It really does fit into the life I've been trying to live that focus's on being of service to others. I was hesitant to write much about being a Christian here on the blog because I didn't want to chase the few readers I had away. Ultimately not mentioning it here, well that was living a lie, I couldn't hide what I really believed so you will see posts like this. I'm not trying to tell anyone what they should do, heck i never listened to what others believed myself.

But I will share here what I have found works for me in my life. Since the basic Premise of Shell Shock serenade is to follow my life as a person in recovery, well helping others is a big part of that. And believing that is what makes a difference in this life. It is ultimately loving and reaching out to others that opens people up to change. Those were obvious things for me to accept and get my arms around in day to day life. And it's worked for me so far...

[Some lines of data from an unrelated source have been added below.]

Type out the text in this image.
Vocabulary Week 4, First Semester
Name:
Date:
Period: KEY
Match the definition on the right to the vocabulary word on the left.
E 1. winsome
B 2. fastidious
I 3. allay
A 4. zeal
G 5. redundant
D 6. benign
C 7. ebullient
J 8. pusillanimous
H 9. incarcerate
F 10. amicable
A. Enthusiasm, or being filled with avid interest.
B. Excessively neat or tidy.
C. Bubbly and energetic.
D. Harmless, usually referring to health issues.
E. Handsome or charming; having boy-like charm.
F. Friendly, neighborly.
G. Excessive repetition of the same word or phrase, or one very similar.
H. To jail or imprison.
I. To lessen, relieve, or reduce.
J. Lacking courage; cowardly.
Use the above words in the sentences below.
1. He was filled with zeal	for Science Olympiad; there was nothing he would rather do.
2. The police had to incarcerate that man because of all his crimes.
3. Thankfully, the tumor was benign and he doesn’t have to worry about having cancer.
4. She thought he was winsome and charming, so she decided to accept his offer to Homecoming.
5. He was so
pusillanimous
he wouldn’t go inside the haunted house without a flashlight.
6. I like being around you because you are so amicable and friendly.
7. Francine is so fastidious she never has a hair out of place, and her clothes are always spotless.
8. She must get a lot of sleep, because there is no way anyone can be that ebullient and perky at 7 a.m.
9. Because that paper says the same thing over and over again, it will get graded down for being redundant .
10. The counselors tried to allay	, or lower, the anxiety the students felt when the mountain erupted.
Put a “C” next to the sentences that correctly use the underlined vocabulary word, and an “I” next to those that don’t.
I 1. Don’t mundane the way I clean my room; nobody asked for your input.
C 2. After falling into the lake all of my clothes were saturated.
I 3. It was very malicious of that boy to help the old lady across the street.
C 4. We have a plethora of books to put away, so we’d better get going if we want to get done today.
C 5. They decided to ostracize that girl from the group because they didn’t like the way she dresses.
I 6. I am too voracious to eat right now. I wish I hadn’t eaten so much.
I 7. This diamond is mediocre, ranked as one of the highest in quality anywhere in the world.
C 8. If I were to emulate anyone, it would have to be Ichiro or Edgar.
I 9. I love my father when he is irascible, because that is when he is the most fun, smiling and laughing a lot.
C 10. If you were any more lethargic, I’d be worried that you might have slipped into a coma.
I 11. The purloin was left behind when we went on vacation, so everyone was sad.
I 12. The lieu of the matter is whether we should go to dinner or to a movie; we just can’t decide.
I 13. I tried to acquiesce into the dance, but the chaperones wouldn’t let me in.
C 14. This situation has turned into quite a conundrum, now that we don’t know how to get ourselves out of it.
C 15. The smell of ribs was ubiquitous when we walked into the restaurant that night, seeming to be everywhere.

So I'm not entirely sure what I am trying to achieve with this post other then to "come out" I guess and say what I think and feel, whether it's about spiritual matters or not....I don't know if this will become a "Christian" blog...I suspect that it will be what it always has been: a blog about the life of a human being trying to live his life from day to day, including all the ups and downs that go along with it...I hope it continues to be open and honest, to teach and entertain...maybe even enlighten folks perhaps on what it is really like to suffer and feel so isolated and lonely in this big ole mean world and how to over come those very feelings.